It would only make sense that the state of New York would not want people walking around with heavy firearms while intoxicated. The potential for disaster is almost guaranteed under those circumstances. Until Sept. 1, 2019, the legal limit for drinking and hunting was 0.10, but on that date, it was reduced to 0.08, which is the same legal limit for drinking and driving any motor vehicle, including boats.
Each house of the New York legislature passed the amendment by an overwhelming majority. The rationale is that if an individual cannot safely operate a motor vehicle, then hunting should be out of the question as well. Diminished judgment, perception and motor skills are no better for someone hunting than for someone driving after drinking.

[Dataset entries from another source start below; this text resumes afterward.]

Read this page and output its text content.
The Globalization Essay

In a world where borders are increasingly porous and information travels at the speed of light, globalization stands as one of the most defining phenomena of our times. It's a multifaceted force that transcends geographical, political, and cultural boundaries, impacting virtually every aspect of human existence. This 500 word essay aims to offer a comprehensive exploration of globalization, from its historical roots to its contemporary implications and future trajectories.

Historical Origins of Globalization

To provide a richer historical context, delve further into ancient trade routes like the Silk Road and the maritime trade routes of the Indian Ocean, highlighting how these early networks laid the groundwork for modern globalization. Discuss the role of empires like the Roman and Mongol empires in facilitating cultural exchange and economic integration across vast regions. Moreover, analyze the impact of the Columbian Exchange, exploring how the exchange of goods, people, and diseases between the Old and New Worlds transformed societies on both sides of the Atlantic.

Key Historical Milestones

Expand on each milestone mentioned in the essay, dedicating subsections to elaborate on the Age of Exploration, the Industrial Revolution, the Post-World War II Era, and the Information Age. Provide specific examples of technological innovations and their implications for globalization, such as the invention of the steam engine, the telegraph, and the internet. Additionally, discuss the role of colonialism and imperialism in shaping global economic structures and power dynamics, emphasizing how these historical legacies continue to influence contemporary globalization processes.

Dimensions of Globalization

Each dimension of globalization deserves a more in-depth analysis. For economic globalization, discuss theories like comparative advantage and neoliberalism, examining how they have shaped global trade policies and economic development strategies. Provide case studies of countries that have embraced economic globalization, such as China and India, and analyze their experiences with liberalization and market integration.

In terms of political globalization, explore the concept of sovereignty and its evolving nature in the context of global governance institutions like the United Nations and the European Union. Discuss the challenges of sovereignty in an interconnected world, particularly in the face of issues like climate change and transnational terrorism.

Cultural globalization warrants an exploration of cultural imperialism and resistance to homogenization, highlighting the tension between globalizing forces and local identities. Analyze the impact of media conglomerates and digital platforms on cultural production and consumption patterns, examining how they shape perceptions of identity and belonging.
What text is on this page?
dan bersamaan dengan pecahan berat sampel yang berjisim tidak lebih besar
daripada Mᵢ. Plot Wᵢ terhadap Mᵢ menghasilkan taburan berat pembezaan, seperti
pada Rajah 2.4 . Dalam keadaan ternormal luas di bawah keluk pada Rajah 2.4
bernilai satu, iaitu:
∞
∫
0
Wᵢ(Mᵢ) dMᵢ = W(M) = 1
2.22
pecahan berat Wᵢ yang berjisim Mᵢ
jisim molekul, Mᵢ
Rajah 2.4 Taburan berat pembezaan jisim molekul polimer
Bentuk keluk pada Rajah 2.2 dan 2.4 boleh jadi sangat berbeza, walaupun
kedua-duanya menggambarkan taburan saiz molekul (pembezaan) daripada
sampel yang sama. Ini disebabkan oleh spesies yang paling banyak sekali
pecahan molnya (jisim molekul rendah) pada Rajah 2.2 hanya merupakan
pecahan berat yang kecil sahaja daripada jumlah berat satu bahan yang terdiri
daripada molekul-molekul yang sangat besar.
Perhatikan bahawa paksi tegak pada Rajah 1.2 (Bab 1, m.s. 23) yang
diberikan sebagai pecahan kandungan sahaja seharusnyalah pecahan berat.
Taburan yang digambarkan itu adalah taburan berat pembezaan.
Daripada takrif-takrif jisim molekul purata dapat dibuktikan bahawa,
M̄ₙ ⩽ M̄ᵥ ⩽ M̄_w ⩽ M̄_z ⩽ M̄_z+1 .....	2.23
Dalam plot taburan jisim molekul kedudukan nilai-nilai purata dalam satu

Hunters may already know that drunk hunting is enforced under the conservation law and is considered a misdemeanor. A conviction could result in spending up to a year in jail and paying fines up to $500. The individual’s hunting license would also be revoked for two years. Even refusing to participate in a test for intoxication, including a breath test, could also result in the revocation of a person’s hunting license.
Amherst residents arrested on suspicion of drinking and hunting may want to take the charges just as seriously as a driving while intoxicated charge. The penalties are quite real, and a conviction could affect other aspects of an individual’s life as well. It would be prudent to exercise the right to consult an attorney as soon as possible after an arrest.